Como resultado de ello, me sentí que estaba aún más fuera de control y, en realidad, aumentó ese tipo de comportamiento. Aunque parezca lo contrario, permitir a los niños tener un poco de espacio les animará a abrirse.

Busca ayuda profesional

Este es un problema serio que debe ser tratado por un profesional calificado. Si tu familia ya no ve a un psicólogo, entonces llama a algunos médicos con el objetivo de encontrar a alguien que trabaje con la auto-lesión entre los adolescentes.

Un terapeuta te ayudará a crear un ambiente más abierto para que el niño aprenda a manejar las emociones negativas. Los jóvenes necesitan alternativas inmediatas para los momentos de crisis, así como tener habilidades de regulación emocional a lo largo de la vida.

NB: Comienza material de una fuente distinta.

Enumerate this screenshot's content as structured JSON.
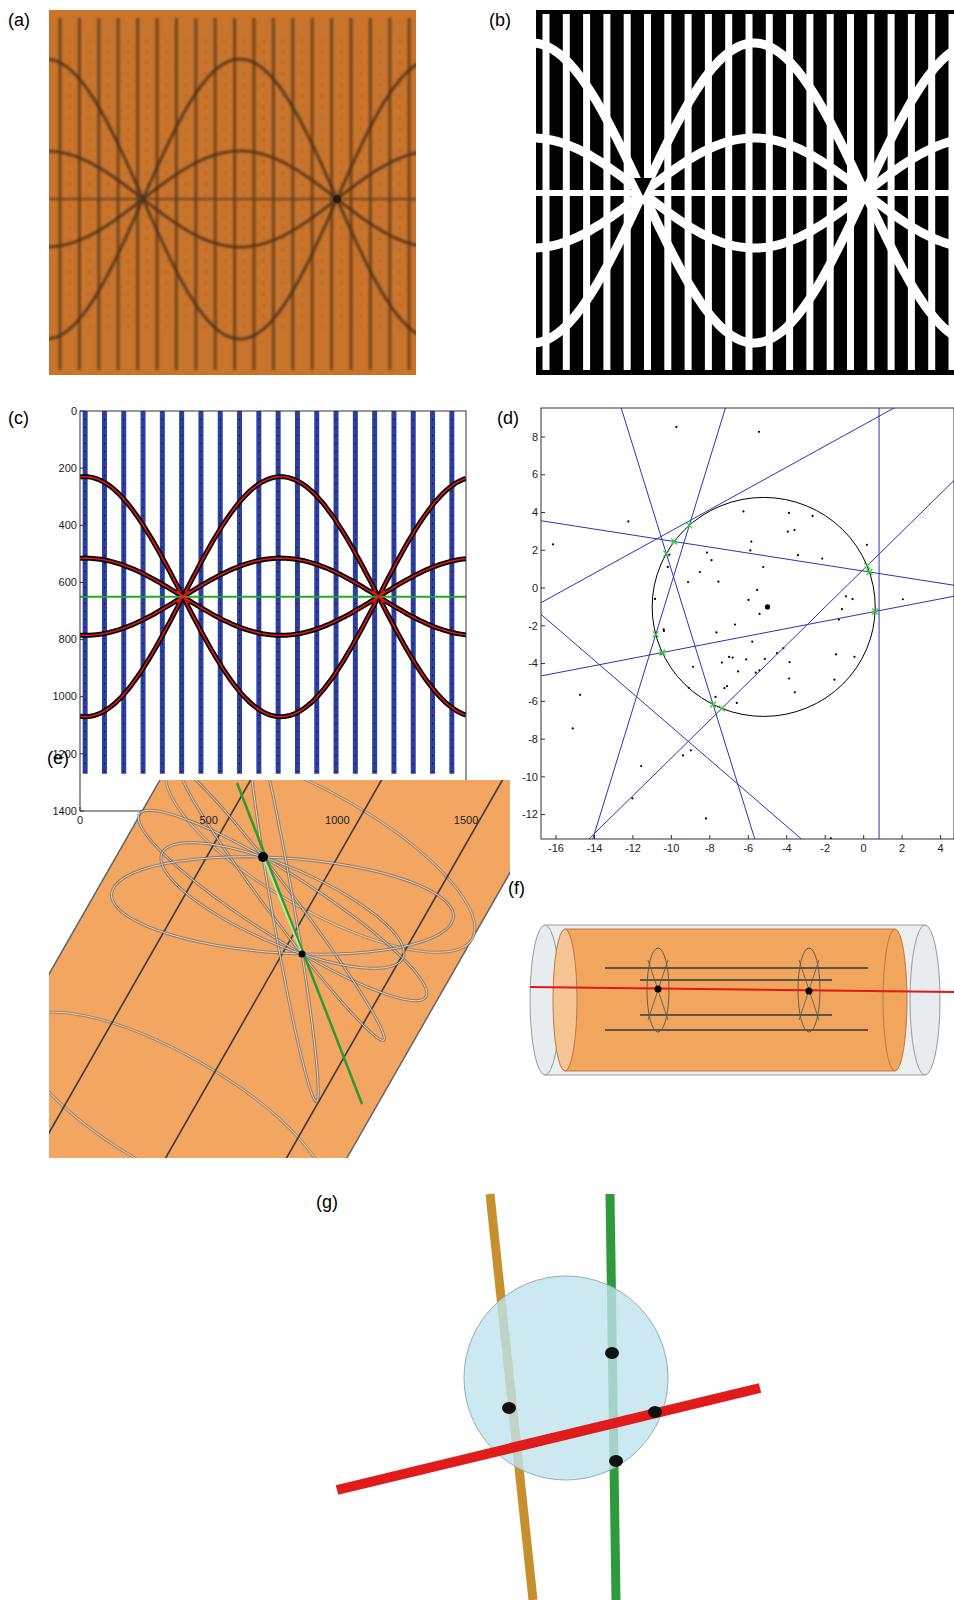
{
  "diagram": {
    "labels": [
      "(a)",
      "(b)",
      "(c)",
      "0",
      "200",
      "400",
      "600",
      "800",
      "1000",
      "1200",
      "1400",
      "0",
      "500",
      "1000",
      "1500",
      "(d)",
      "8",
      "6",
      "4",
      "2",
      "0",
      "-2",
      "-4",
      "-6",
      "-8",
      "-10",
      "-12",
      "-16",
      "-14",
      "-12",
      "-10",
      "-8",
      "-6",
      "-4",
      "-2",
      "0",
      "2",
      "4",
      "(e)",
      "(f)",
      "(g)"
    ]
  }
}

Los terapeutas también les ayudarán a explorar los problemas subyacentes, incluyendo los problemas en la escuela, las enfermedades mentales u otros factores de estrés como el trauma y el abuso.

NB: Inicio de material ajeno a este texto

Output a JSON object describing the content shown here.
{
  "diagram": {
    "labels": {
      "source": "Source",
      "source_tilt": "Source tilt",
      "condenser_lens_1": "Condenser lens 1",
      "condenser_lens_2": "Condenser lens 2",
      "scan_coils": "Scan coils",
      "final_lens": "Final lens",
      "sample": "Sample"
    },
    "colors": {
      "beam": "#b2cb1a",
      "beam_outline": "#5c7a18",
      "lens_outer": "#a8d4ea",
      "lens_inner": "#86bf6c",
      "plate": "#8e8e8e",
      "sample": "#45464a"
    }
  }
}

Los padres deben considerar buscar ayuda profesional para sí mismos también.

«Por muy importante que sea no avergonzar al niño que está involucrado en conductas auto-perjudiciales, también es necesario que los padres no sean juiciosos y no se avergüencen de esa situación», argumenta Davis.

Modelo de comportamiento emocional saludable

Mis padres sentían que no había nada que pudieran hacer más allá de encontrar una intervención profesional. Pero los padres pueden desempeñar un papel activo en la recuperación de un niño al modelar las emociones saludables.

A un nivel adecuado para el desarrollo, por supuesto. Esto significa dejar que los niños vean cuánto estás sufriendo o luchando. Expresa emociones utilizando palabras y muestra cómo manejas los sentimientos, ya sea tomando un tiempo para reflexionar e, incluso, para llorar un poco. Los niños absorberán esa información, incluso si no se adhieren inmediatamente.

«Los niños ven a los adultos como halcones. Demostrar a un niño conceptos tan básicos como la vulnerabilidad, el miedo y la culpa, algo que cualquier padre puede tener, es algo importante. A menudo no saben cómo reaccionar y los jóvenes se lesionan. Tienen una reacción emocional muy grande y no tienen ni idea de cómo actuar y necesitan otras estrategias», comenta Whitlock.

La recuperación es un proceso

Curar a tu hijo va a tomar tiempo y paciencia. La recuperación no ocurrirá de la noche a la mañana, pero la buena noticia es que el tiempo, a menudo, está del lado de los padres.

«En términos de desarrollo, neurológicamente y físicamente hablando, un adolescente está avanzando hacia una mejor integración cerebral. Sus emociones se sentirán menos turbulentas y menos abrumadoras a medida que pasa el tiempo», expresa Whitlock en ese sentido.

Los adolescentes que se autolesionan pueden recuperarse, especialmente si sus padres se mantienen en calma y controlan sus emociones de una forma saludable. También es importante que muestren compasión, curiosidad y que busquen apoyo profesional. Aunque puede parecer que no eso no es suficiente para proteger a tu hijo, hacerles saber que estás allí por ellos hará una gran diferencia. Lo digo por experiencia.